Mais il faut se rappeler la situation économique et sociale de l’époque, je vous rappelle, mes chers amis, que l'on est en 1830. Premièrement rappelons-nous que les dirigeants parlent tous quasi exclusivement le français. J’appelle dirigeants ceux qui président aux destinées du pays, les nouveaux gestionnaires en titre du jeune état belge. Mais il y a également la situation de ceux qui gèrent la vie économique du pays, la finance et la bourgeoisie. La bourgeoisie de Bruges, celles de Gand et d’Anvers parlent exclusivement le français, l’affichent avec condescendance et même, osons le dire, avec même un certain mépris, pour ne pas dire un mépris certain. Cela c’est donc ce que le Flamand moyen voit et doit subir sur ses propres terres.

Mais quelle est la situation économique et sociale de l’époque au niveau belge à présent. La Flandre est agricole et la Wallonie est industrielle (je schématise quelque peu). Il ne faut pas oublier que l’industrie lourde est florissante à l’époque et de plus qu’elle requiert de la main d’oeuvre, pas tellement qualifiée que cela.

Or, qu’avons-nous ? Une Flandre qui se reproduit (car en plus la Flandre est tout de même bien plus catholique que la Wallonie) car l’agriculture a besoin d’une solide main d’oeuvre. L’agriculture c’est beaucoup de travail pour un petit revenu et en plus la Flandre a une réserve de bras assez importante. Il y a donc un excédent d’agriculteurs et l’agriculture ne rapporte pas beaucoup. Morale de l’histoire, Les Flamands vont proposer leur main d’oeuvre aux Wallons qui en ont bien besoin. Il ne faut pas oublier que les Flamands sont considérés comme d’excellents travailleurs car ils sont habitués aux durs travaux des champs, ne sont pas habitués à rouspéter, et de plus ils se taisent pendant le travail. Et rappelons-nous que le syndicalisme n’est encore nulle part.

Arrivent, chers amis, arrivent donc les Flamands en Wallonie et ils doivent admettre de travailler pour des Wallons, qui les exploitent comme il était de coutume à l’époque.

Mais honnêtement les époques ont-elles fort changé depuis, mes chers amis? Je ne le crois pas.

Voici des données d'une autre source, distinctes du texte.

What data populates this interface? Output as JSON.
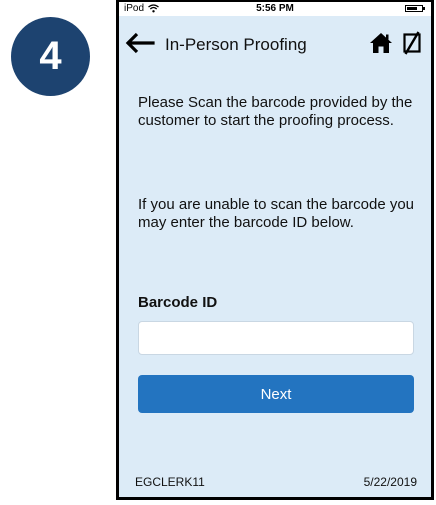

On a simplement changé les méthodes de travail, on est passé d’un libéralisme sauvage (ou naissant c’est selon) à un libéralisme plus agressif, plus hypocrite aussi. En un mot à un libéralisme plus efficace pour le manipulateur, et nettement moins intéressant pour le manipulé.

Les Flamands doivent donc parler français s’ils veulent manger (et le reste aussi). Et une première lame de fond se lance: c’est les plus nombreux, c’est ceux qui travaillent, c’est ceux qui produisent, et ils le font en silence. Mais cela est déjà considéré par plusieurs témoins flamands intellectuels privilégiés de l’époque comme une injustice sociale. Alors, que se passe-t-il avec ceux qui ont les capacités pour étudier et qui n’en ont pas les moyens ? Ou bien c’est en français ou bien ils sont pris en charge par la communauté religieuse et ils entrent au petit séminaire. Ils deviennent donc prêtre et peuvent étudier dans leur culture et dans leur propre langue. De plus, devenir prêtre était un honneur pour toute la famille, que dis-je, pour tout le village. Mais, plus important encore, les frères et soeurs du prêtre, peuvent suivre gratos l’enseignement catholique qui les prend donc en charge. L’école publique, on en est loin : il faudra encore attendre plus de cinquante ans. Elle n’existe donc pas et le seul réseau est aux mains de l’église catholique, pour rappel au même titre d’ailleurs que les services sociaux et les services de santé. Là aussi, le chemin sera long, parsemé d’embûches, un chemin fait d’âpres luttes, de vacheries diverses et de belles peaux de bananes: il ne faut pas oublier que les gestionnaires de l’école dogmatique avaient déjà dix-neuf siècles d’expérience derrière eux tandis que les laïques naissant n’avaient que leur foi en l’homme, leur honnêteté; à la limite leur innocence, leur candeur, leur …………..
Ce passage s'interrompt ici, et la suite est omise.